Prior to my father in laws death his younger sister who is a single mother and living in the house with her father before his death, said she can not stay alone in the house, because of reasons best known to her, she is an apprentice and only does weekend job which is not constant, she on her part is willing to settle down, but because no man is forth coming for her, she wants to settle down with her baby father which the family see as irresponsible and also they want her to finish her apprenticeship but it’s been 2 year she’s spending on the work but she seem not to get the hang of the trade, to cut the long story short.


My husband decided he will rent a room for her pending the time he renovates his fathers house so that she can move back there, but to my surprise, so many things happened during the holidays, his immediate younger sister and her 3 kids, came to spend 3 weeks with us in the house, he was practically feeding 9 of us and said he can no longer rent a room for his sister, the holidays are over now and the sister and her child has started living with us.
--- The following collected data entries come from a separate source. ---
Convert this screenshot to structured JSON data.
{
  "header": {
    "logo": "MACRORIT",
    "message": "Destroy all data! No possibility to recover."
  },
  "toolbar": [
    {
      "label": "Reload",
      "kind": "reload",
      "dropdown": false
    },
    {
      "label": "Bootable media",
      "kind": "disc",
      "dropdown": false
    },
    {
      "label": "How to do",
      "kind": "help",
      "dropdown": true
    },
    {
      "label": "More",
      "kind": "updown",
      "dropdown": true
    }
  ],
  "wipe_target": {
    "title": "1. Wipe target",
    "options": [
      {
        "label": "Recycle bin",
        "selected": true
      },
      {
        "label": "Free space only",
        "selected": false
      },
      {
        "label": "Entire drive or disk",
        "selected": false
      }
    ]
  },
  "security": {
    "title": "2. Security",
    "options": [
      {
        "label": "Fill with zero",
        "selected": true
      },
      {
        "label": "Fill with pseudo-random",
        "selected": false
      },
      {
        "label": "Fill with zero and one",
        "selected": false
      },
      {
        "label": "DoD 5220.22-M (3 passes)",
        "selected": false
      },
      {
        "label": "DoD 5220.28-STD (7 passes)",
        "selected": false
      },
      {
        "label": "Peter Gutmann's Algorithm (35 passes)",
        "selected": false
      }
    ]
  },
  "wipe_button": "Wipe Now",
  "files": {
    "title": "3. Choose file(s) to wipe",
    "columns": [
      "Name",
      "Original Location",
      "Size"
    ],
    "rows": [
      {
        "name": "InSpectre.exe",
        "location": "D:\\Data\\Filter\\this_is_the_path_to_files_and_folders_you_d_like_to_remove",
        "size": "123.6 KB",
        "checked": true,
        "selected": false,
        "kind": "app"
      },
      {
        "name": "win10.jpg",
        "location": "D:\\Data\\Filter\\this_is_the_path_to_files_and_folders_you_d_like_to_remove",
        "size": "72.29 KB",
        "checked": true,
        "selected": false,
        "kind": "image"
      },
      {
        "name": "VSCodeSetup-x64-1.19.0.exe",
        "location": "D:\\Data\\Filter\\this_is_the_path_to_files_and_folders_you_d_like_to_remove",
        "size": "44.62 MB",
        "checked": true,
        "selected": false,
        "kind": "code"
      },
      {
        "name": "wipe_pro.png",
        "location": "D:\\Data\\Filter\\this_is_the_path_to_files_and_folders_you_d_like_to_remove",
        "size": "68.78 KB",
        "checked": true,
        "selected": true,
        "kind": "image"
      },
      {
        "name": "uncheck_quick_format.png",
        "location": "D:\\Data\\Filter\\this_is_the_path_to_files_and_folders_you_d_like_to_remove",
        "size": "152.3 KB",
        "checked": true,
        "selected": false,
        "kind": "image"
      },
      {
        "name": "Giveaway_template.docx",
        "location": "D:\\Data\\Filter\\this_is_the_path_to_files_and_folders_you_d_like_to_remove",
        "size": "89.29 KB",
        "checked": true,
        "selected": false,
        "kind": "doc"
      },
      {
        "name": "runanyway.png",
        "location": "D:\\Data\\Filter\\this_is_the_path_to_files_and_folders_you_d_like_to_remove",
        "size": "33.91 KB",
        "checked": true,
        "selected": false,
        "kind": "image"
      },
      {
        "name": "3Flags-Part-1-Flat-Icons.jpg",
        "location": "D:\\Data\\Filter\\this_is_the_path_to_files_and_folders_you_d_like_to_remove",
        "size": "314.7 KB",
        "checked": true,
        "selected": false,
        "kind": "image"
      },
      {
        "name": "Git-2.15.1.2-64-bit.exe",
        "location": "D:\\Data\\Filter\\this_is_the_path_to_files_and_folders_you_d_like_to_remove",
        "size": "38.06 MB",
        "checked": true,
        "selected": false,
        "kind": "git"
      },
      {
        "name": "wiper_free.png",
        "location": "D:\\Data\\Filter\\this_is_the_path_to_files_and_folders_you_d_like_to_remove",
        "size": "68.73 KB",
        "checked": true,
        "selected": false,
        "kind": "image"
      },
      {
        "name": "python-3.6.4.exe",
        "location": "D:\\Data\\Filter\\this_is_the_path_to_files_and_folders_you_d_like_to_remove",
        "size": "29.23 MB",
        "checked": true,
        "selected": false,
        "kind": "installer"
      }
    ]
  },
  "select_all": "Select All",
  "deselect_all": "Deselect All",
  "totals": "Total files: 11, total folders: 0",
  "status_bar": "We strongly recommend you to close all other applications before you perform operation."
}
Something he vowed that no family member can stay with us..
Please note that I don’t have anything against his sister and even the child but what I’m concerned about is the financial implication at the home front, The only thing my hubby does at the home from is feed the family 80%, I do 20% of the feeding, and every other thing that concerns my kids, clothing, the snacks and other things she takes to school is not his business, and sincerely tagged me selfish, self centered on anything….

I cant do that for my kid and do same for the younger sisters child, at least that is not coming from my heart, because I’ve found that regardless of whatever u do, they will still say u did nothing.. Its been 4 days she brought the child and she’s been doing everything possible to ensure that my kid and hers(4 and 5 years respectively) keep doing everything together, take for example, she bought 2 pants for my kid, gave her biscuit thinking I will reciprocate same gestures, but I’ve said to myself that I can’t start what I can’t finish, I’m no longer myself in the house….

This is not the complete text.